Relative normalized mRNA expression of relevant genes relevant to OXPHOS and mitochondrial biogenesis. Genes related to OXPHOS: (A) citrate synthases (CS), (B) complex I (NDUFV1), (C) complex IV (COX5D), and (D) complex V (ATP5D). Genes related to mitochondrial biogenesis: (E) Sirtuin 1 (SIRT1), (F) cAMP response element-binding protein ranscription factor (CREB), (G) Peroxisome proliferator-activated receptor gamma coactivator 1-alpha (PGC1α), (H) nuclear respiratory factor 1 (NRF1), (I) mitochondrial transcription factor A (TFAM), (J) GA Binding Protein Transcription Factor Subunit Alpha (GABPα/NRF2), (K) estrogen-related receptor alpha (ESRRα), (L) estrogen-related receptor gamma (ESRRγ). Displayed are data of SY5Ymock and SY5Y-APP695 cells which were measured seperately from each other. Data of both cell lines is adjusted to aged SY5Ymock ctrl group = 100%; N = 8–10; Displayed are means ± SEM; Statistical significance was tested via two-way ANOVA followed by a false discovery rate correction (FDRC) according to Benjamini, Krieger, and Yekutieli. Results were normalized to the mRNA expression levels of three housekeeping genes (beta-actine (ACTβ), Glyceraldehyde 3-phosphate dehydrogenase (GAPDH) and Phosphoglycerate Kinase 1 (PGK1)) according to the MIQE guidelines. Significance is displayed as: ^ns p > 0.05, * p < 0.05, ** p < 0.01, *** p < 0.001 and **** p < 0.0001. List of all statistical parameters and comparisons can be found in Supplementary Table S1.

Figure 5

(A) Expression of microtubule-associated proteins 1A/1B light chain 3 (MAP1LC3) gene related to autophagy; (B) Expression of Sequestosome 1 (SQSTM1) gene related to autophagy. Displayed are data of SY5Ymock (left side) and SY5Y-APP695 cells (right side) which were measured separately from each other. Data of both cell lines is adjusted to SY5Ymock ctrl group = 100%; N = 8–10; Displayed are means ± SEM. Results were normalized to the mRNA expression levels of three housekeeping genes (beta-actine (ACTβ), Glyceraldehyde 3-phosphate dehydrogenase (GAPDH) and Phosphoglycerate Kinase 1 (PGK1)) according to the MIQE guidelines. (C) Fluorescence of marker dye binding to autophagosomes of SY5Ymock and SY5Y-APP695 cells.
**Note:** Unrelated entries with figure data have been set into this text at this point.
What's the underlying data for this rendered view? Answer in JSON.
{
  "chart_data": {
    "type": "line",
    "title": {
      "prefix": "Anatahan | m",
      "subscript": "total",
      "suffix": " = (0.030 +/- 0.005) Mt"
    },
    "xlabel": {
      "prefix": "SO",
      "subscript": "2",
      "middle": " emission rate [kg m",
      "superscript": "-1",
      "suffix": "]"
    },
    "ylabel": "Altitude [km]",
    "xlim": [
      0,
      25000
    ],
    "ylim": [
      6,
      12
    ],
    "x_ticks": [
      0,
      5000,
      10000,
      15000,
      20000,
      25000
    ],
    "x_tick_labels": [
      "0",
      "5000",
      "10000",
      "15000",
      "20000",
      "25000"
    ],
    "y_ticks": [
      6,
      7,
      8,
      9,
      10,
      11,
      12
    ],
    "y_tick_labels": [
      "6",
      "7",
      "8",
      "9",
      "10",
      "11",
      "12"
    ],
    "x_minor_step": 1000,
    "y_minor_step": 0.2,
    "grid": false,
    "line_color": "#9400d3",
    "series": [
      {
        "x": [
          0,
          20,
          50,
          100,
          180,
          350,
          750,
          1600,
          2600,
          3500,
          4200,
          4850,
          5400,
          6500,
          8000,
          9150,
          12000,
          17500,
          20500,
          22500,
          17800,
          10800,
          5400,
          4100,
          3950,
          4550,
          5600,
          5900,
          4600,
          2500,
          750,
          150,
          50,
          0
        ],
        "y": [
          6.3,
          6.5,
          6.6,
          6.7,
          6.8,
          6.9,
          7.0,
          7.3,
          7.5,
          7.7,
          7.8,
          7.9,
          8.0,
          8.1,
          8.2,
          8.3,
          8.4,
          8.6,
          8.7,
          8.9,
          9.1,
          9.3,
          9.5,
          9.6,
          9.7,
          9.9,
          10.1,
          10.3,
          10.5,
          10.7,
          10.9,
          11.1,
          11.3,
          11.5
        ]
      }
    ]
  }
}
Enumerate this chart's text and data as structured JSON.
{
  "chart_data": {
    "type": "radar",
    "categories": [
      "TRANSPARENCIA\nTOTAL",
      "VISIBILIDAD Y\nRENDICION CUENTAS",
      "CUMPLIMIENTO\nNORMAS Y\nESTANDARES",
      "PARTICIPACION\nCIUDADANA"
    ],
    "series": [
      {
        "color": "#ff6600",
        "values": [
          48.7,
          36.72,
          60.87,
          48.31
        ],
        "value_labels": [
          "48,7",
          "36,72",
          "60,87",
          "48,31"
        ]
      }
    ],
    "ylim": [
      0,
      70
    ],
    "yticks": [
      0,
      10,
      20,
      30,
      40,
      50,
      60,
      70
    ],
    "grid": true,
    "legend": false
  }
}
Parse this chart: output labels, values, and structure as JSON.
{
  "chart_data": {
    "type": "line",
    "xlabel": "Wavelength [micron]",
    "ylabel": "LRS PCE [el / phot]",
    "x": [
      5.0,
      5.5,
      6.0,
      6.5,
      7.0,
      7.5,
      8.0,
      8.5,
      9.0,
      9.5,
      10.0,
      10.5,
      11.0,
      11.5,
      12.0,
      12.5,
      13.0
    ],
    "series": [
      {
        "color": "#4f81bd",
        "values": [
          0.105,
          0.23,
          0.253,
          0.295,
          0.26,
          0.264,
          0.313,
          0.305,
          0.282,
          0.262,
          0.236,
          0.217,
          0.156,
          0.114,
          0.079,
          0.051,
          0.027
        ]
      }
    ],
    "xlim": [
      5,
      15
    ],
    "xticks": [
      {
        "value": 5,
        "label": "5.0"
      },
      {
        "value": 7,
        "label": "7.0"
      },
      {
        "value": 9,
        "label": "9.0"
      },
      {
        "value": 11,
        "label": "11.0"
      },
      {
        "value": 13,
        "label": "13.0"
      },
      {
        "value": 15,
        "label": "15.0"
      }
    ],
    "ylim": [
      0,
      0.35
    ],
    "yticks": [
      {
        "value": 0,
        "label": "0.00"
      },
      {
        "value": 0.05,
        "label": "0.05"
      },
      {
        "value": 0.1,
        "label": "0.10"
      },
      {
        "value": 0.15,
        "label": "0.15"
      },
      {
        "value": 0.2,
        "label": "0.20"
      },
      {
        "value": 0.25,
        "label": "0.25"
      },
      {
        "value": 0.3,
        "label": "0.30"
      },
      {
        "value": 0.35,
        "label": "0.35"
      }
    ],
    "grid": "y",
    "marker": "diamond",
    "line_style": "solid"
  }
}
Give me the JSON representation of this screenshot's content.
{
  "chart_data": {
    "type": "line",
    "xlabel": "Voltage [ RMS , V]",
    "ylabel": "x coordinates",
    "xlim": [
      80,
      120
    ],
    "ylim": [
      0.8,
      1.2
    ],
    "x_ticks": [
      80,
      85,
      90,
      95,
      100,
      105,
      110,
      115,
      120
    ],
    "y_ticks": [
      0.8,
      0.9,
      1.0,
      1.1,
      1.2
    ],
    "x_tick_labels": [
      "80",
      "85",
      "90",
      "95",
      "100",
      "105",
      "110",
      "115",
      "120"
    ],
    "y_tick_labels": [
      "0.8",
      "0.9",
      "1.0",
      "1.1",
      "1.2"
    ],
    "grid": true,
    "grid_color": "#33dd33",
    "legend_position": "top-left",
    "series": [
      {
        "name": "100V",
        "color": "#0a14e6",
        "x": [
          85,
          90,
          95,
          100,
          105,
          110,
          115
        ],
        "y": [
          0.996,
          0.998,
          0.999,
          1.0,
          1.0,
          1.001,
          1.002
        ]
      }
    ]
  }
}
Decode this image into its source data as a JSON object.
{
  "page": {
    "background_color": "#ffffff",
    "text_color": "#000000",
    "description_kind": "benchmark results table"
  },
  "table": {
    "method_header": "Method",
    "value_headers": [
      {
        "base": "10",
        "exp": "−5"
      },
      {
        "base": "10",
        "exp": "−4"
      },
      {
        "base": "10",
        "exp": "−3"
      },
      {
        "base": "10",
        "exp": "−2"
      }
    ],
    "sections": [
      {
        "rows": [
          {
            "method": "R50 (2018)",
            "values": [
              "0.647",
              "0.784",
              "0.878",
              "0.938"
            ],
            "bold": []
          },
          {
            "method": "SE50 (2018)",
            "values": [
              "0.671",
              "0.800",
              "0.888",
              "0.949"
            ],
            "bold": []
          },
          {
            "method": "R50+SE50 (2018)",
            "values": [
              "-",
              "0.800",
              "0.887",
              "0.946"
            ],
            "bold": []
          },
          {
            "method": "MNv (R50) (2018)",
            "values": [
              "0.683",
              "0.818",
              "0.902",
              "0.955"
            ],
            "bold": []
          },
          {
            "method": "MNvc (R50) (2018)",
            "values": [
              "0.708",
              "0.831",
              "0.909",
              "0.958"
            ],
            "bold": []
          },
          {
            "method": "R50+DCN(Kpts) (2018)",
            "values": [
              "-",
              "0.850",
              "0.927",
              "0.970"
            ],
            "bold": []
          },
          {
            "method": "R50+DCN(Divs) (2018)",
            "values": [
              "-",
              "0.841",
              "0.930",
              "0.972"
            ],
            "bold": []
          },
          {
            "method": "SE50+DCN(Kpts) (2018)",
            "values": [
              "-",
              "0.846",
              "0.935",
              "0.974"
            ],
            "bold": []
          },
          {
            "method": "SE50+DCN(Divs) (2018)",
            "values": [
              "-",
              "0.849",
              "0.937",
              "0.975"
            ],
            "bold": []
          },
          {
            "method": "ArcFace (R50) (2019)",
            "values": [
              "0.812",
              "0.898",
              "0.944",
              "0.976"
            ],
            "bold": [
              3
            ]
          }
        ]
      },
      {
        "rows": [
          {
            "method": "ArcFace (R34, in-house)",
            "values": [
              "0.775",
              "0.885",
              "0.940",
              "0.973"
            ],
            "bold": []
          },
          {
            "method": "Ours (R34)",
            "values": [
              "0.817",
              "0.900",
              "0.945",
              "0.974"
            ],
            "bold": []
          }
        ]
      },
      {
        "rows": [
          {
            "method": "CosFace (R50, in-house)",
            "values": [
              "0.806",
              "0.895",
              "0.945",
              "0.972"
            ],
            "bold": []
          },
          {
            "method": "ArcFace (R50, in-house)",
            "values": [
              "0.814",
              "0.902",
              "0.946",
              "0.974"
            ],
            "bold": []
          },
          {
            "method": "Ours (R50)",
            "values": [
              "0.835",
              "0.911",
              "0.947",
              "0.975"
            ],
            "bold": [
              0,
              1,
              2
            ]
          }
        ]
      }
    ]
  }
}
Displayed are means ± SEM. N = 10. (D) Western blots of LC3B-I, LC3B-II, and p62 in SY5Ymock and SY5Y-APP695 treated with 1 µM UA or ctrl. β-Actine was used for housekeeping and results have been adjusted to it (Figure 2E–G). Gels were loaded with 15 µg protein. (E,F) Western blot results from LC3B-I and LC3B-II adjusted to β-actine. Displayed are means ± SEM. N = 9. (G) Western blot results from p62 adjusted to β-actine. Displayed are means ± SEM. N = 8. Cells were incubated with either 1 µM UA or its DMSO control (ctrl). Statistical significance was tested via two-way ANOVA followed by a false discovery rate correction according to Benjamini, Krieger, and Yekutieli. Significance is displayed as: ^ns p > 0.05, * p < 0.05, ** p < 0.01 and **** p < 0.0001. List of all statistical parameters and comparisons can be found in Supplementary Table S1.